Beleza e eficiência se confrontraram em Sevilha há exatos 30 anos. O duelo opunha uma emergente e intrépida seleção francesa, com Michel Platini à frente de jogadores como Manuel Amoros, Marius Trésor, Jean Tigana e Alain Giresse, à consolidada e organizada Alemanha Ocidental de Uli Stielike, Karlheinz Forster, Paul Breitner, Felix Magath, Pierre Littbarski e Klaus Fischer. Estava em jogo uma vaga na final da Copa do Mundo da FIFA Espanha 1982, e a batalha começou em ritmo alucinante.
Uma arrancada de Breitner a partir do meio de campo deu início à jogada que resultou no chute de Littbarski da entrada da área, desviando no meio do caminho antes de entrar. Pouco depois, Dominique Rocheteau foi derrubado na área, e Platini empatou a partida de pênalti.
No segundo tempo, a dupla francesa continuou a levar perigo ao gol alemão e por pouco não virou o placar. Um passe de Platini quase do meio-campo colocou Battiston no mano a mano com Harald Schumacher, mas, enquanto o chute passava lentamente junto à trave rumo à linha de fundo, o goleiro trombou de forma violenta contra o atacante, deixando-o inconsciente.

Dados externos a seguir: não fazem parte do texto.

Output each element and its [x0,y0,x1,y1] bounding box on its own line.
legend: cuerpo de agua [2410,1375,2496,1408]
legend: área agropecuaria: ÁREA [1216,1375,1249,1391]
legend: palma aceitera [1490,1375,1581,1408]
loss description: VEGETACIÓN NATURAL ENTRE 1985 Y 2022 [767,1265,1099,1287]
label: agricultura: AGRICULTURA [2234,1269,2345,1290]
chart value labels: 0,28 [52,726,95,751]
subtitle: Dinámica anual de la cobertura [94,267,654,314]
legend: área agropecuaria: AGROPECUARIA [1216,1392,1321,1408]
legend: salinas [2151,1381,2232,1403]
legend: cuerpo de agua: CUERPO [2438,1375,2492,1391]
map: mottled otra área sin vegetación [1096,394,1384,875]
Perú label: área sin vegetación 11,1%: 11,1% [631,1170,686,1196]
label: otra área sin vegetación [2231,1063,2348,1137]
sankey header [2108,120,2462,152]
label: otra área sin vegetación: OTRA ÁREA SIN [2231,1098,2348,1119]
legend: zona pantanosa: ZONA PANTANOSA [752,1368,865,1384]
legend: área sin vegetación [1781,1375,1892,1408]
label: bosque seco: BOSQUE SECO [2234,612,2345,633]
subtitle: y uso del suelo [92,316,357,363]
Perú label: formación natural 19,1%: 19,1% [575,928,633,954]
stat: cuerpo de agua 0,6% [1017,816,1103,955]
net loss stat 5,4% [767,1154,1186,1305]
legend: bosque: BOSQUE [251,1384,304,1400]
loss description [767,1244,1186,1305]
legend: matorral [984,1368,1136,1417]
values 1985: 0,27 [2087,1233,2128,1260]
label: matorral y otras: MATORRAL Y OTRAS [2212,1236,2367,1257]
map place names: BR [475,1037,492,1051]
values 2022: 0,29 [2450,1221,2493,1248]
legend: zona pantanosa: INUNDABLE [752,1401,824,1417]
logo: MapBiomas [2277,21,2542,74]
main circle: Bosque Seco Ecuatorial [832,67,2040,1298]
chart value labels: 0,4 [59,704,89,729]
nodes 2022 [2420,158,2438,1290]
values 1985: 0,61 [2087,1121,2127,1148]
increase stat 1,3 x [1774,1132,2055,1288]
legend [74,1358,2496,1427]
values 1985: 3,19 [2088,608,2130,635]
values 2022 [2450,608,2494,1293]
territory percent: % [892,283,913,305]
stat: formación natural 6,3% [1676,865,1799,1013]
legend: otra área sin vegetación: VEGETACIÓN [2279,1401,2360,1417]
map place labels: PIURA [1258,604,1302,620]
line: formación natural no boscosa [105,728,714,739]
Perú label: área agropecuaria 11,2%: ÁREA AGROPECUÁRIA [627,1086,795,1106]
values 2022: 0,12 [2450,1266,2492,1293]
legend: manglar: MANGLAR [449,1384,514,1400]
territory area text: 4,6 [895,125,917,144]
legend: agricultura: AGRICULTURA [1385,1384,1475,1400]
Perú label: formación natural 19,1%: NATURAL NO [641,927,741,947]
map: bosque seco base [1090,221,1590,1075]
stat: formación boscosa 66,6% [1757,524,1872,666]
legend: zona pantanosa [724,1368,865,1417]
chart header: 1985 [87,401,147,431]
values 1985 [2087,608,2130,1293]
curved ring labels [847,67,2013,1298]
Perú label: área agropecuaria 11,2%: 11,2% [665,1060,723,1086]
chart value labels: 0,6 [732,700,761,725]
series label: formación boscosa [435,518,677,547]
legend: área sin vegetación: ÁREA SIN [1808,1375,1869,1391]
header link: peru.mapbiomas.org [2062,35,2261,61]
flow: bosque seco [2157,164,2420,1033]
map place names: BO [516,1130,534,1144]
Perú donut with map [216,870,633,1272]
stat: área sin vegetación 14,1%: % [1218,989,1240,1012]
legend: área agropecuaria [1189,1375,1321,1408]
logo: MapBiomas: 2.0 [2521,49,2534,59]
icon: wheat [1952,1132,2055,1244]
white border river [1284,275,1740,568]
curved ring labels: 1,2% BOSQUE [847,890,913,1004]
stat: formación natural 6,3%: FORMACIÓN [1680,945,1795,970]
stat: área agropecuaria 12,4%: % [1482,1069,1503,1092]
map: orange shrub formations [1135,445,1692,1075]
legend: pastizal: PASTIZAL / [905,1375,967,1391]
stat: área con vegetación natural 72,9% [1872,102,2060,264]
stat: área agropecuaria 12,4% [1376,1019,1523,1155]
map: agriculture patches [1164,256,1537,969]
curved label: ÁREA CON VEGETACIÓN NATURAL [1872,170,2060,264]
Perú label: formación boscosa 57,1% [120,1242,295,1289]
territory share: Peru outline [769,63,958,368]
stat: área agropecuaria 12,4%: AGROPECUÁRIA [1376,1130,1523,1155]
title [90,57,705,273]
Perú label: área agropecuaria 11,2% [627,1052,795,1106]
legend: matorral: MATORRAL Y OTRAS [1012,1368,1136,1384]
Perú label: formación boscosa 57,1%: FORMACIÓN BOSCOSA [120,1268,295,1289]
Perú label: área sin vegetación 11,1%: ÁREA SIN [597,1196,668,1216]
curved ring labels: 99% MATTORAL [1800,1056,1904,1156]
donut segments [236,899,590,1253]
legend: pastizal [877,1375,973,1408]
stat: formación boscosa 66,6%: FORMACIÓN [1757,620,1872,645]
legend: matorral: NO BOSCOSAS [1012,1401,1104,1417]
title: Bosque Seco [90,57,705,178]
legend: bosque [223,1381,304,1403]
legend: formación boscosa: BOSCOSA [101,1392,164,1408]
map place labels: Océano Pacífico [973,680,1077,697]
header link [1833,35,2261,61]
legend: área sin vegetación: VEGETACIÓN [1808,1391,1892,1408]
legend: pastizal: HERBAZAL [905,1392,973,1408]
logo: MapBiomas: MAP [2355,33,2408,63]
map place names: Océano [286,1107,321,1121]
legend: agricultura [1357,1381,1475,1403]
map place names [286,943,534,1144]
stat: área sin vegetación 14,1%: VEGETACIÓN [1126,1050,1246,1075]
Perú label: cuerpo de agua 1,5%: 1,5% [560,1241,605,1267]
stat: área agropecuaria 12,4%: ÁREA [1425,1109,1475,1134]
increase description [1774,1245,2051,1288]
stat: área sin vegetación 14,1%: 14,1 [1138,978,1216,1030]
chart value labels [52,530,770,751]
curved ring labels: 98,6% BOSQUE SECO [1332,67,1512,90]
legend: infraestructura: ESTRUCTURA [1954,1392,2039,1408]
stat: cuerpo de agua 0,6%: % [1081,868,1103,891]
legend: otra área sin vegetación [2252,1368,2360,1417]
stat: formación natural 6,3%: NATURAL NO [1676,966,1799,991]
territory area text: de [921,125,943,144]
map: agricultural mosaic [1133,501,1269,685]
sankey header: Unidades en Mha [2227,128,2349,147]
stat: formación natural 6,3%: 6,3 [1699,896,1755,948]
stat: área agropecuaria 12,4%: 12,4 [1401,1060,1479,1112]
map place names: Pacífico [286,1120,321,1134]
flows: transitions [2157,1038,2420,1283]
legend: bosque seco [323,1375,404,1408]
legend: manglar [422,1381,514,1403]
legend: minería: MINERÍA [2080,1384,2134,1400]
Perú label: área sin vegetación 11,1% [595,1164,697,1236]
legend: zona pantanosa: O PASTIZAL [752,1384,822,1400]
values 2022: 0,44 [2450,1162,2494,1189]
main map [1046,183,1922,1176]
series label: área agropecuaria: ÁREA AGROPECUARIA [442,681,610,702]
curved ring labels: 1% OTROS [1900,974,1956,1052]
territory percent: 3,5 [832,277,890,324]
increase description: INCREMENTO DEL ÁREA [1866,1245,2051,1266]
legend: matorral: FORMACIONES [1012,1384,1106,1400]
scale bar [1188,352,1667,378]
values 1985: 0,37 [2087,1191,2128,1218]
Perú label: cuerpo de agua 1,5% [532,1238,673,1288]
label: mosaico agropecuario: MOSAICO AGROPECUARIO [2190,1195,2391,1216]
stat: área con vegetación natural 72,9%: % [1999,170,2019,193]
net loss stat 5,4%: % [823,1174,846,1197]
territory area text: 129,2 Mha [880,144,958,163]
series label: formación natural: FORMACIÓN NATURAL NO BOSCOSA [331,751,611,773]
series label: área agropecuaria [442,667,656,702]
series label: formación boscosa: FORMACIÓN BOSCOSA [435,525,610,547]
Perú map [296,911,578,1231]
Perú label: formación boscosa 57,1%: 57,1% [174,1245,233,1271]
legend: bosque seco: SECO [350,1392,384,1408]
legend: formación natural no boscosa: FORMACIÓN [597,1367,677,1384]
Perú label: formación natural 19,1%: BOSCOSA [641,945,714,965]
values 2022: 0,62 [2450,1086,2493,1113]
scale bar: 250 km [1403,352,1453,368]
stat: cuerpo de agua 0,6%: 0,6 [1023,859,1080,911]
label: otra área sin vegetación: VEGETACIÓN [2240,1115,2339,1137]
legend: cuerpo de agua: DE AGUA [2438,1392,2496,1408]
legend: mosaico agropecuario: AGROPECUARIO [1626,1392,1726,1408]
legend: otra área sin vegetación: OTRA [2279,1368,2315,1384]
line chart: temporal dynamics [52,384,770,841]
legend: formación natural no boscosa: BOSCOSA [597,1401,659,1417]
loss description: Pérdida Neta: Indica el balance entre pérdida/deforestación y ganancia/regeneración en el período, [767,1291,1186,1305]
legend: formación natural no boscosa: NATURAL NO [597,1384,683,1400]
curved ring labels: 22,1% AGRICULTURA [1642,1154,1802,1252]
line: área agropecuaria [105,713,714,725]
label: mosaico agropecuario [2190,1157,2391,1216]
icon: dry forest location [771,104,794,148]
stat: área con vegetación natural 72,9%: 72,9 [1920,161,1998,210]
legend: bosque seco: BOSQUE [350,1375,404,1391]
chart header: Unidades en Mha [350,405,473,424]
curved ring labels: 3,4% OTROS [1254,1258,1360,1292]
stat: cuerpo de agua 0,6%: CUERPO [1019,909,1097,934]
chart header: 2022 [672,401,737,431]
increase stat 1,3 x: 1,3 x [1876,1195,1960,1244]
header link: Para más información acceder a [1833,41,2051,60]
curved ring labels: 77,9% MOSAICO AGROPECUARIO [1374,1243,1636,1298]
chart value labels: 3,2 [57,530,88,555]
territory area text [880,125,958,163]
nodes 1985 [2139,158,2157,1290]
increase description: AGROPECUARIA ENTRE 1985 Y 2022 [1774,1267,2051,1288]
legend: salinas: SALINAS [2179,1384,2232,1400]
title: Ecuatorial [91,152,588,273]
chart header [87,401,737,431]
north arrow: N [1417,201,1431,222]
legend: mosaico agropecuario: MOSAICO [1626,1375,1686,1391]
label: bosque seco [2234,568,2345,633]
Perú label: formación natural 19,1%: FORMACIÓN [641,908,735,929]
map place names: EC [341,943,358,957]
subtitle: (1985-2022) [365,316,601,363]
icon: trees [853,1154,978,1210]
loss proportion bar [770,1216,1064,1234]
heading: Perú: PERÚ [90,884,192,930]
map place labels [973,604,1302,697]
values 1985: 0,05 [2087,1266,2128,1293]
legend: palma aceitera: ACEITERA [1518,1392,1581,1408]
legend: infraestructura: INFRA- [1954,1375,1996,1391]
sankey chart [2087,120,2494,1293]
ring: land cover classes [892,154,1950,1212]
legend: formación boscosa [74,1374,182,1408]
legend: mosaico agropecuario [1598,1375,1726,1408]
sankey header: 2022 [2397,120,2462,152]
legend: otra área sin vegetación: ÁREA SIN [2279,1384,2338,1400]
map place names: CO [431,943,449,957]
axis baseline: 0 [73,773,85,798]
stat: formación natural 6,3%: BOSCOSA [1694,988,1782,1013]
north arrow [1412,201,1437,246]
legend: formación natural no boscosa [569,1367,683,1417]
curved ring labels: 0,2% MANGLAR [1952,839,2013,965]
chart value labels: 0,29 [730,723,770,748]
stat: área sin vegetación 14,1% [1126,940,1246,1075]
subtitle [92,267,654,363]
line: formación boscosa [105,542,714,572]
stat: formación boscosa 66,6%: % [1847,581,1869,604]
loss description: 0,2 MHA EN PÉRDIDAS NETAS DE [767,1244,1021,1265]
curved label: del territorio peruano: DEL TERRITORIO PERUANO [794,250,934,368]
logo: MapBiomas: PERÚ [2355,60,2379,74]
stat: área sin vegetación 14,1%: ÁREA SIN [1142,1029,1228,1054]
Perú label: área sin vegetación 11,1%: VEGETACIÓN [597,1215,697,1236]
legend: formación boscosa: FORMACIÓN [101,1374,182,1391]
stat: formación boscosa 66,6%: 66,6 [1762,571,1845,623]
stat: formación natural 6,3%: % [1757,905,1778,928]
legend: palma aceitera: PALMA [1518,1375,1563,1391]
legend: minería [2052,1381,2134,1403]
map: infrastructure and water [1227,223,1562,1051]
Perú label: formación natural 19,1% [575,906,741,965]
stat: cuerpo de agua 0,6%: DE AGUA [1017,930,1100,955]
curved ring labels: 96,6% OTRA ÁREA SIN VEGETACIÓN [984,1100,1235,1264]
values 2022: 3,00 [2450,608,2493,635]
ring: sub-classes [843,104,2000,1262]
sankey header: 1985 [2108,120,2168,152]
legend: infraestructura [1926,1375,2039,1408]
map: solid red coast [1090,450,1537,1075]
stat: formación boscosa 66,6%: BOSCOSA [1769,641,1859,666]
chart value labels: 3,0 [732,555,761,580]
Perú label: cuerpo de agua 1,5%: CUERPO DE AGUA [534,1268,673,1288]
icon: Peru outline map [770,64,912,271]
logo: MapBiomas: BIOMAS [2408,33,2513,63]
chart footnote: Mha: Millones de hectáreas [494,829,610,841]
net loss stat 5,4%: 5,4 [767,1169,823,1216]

Apesar do choque, Battiston permaneceu em campo, e Schumacher continuou a frustrar as investidas francesas com seus reflexos felinos. Quando o arqueiro do Colônia não conseguia parar a bola, a trave aparecia para salvá-lo — não apenas uma, mas duas vezes. Do outro lado do campo, o camisa um da França, Jean-Luc Ettori, também brilhou com duas defesas espetaculares em chutes de Breitner e Forster, confirmando o empate no tempo normal e a necessidade de prorrogação para decidir a disputa.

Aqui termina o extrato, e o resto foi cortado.